Bei Mädchen ist die Veränderung besonders deutlich. Der Unterschied zwischen armen und wohlhabenden Gegenden war bei ihnen zwar schon immer kleiner als bei Jungen. Während der Pandemie verschwand diese Lücke jedoch vollständig – zeitweise waren Mädchen aus den ärmsten Gegenden im Schnitt sogar größer als jene aus den reichsten.
Was bedeutet Deprivations-Dezil?
„Deprivation“ beschreibt unerfüllte Bedürfnisse von Menschen. Die Forschenden nutzten den Index of Multiple Deprivation, ein offizielles Maß der Regierung, das Faktoren wie Einkommen, Beschäftigung, Bildung, Gesundheit, Kriminalität und Wohnsituation zu einem einzigen Wert für kleine Gebiete zusammenführt.
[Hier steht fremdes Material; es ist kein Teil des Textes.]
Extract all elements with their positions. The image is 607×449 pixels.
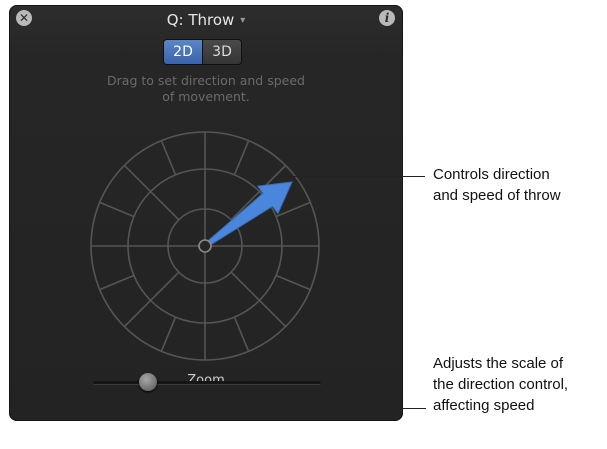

Teilt man diese Werte in zehn gleich große Gruppen – Dezile –, lassen sich die ärmsten und die reichsten zehn Prozent der Nachbarschaften miteinander vergleichen.
Moscrop spricht im Blog der University of Oxford vereinfachend von „ärmeren“ und „reicheren“ Gegenden.
„Kinder in ärmeren Gegenden sind mehr ungesunden Imbissangeboten und weniger gesunden Lebensmittelquellen ausgesetzt“, sagt er.
Adipositas bei Kindern wird zum größeren Problem
Daten der WHO zeigen, dass Fettleibigkeit bei Kindern in Europa seit Jahren kontinuierlich zunimmt.
Die Häufigkeit von Adipositas bei Fünf- bis Neunzehnjährigen in der WHO-Region Europa – sie umfasst rund 50 Länder, darunter Russland, die Türkei und mehrere zentralasiatische Staaten – hat sich von 3,8 Prozent im Jahr 1990 auf 8 Prozent im Jahr 2022 verdoppelt.
Im Vereinigten Königreich fiel der Anstieg noch stärker aus: von 4,5 auf 11,3 Prozent im selben Zeitraum.
Im Jahr 2022 verzeichnete das Land damit die höchste Rate unter den fünf größten Volkswirtschaften Europas – vor Spanien mit 10,5 Prozent, Italien mit 9,6 Prozent und Deutschland mit 8,5 Prozent. Frankreich hatte mit lediglich 4,1 Prozent die niedrigste Quote dieser fünf Länder.
Unter den knapp 40 europäischen Ländern in den WHO-Daten wies Ungarn 2022 mit 14,8 Prozent die höchste Kinder-Adipositasrate auf, gefolgt von Zypern mit 14,1 Prozent und Finnland mit 12,7 Prozent.